Aside from the sheer inhumanity of not allowing patients in a hospital room to make free phone calls when a room costs $5,000 to $15,000 a day was the question of why this should even be possible. I mean, why does “Long Distance” even exist. The Credit Card rate for the first three minutes was $4.78. That was to call a distance of about 50 miles.

We all know that a VOIP call costs about 1₵ per minute to call anywhere in the continental United States. If you use a super premium carrier it can cost 1.5₵ and there are discount carriers in the sub-1₵ range. Thus, this phone call could not possibly have cost the hospital 5₵…but there they were, routing all patients to the $4.78 credit card carrier.

I walked over to the hospital business office and asked them why they didn’t include phone calls anywhere, gratis. Their explanation was that some patients would abuse the privilege and would talk all-day-long. I can do math: if a patient talked 24 hours a day the cost could not exceed $15. That was if they talked 24 hours a day from their $5,000-a-day room.

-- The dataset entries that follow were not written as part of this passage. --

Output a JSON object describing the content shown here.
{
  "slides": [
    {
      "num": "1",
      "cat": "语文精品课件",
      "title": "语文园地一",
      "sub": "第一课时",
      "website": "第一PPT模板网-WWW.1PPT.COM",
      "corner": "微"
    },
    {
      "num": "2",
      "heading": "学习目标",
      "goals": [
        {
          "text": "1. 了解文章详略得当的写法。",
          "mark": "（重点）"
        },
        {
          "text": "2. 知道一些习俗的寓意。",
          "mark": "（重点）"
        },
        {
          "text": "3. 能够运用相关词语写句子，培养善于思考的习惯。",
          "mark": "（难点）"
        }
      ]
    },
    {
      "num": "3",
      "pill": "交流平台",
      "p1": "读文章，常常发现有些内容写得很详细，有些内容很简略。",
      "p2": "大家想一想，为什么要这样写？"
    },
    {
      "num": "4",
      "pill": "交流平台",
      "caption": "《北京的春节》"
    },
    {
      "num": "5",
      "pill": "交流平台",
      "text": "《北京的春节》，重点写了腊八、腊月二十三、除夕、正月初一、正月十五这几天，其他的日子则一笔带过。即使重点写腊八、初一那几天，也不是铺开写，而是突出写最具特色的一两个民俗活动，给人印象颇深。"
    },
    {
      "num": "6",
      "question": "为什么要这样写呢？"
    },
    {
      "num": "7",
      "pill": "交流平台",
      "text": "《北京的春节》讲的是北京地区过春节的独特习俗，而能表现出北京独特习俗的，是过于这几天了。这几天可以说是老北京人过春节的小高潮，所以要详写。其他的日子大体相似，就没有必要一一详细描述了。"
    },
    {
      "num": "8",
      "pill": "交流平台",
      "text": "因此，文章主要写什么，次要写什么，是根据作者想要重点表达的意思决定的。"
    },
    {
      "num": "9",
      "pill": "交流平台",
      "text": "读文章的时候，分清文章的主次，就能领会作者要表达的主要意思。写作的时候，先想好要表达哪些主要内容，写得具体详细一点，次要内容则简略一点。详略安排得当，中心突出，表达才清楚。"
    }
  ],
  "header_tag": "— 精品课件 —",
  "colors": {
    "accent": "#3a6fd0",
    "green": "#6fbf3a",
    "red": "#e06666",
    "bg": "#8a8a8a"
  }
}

When I pointed this out I then got a different response: The hospital “depended upon” the commission earned from those calls. Apparently, the “Compassionate Healing” promise on their front door didn’t include talking with loved ones on the phone.

I discussed this with a friend who pointed out that this was perhaps no worse than AT&T and Verizon wireless who charge $2.49 a minute to call Japan, China, or most other countries. Good point. After all-VoIP access to Japan is under 2₵ a minute and China is under 1₵ a minute. Verizon and AT&T are even a worse rip-off at $7.50 for a 3-minute under 5₵ phone call.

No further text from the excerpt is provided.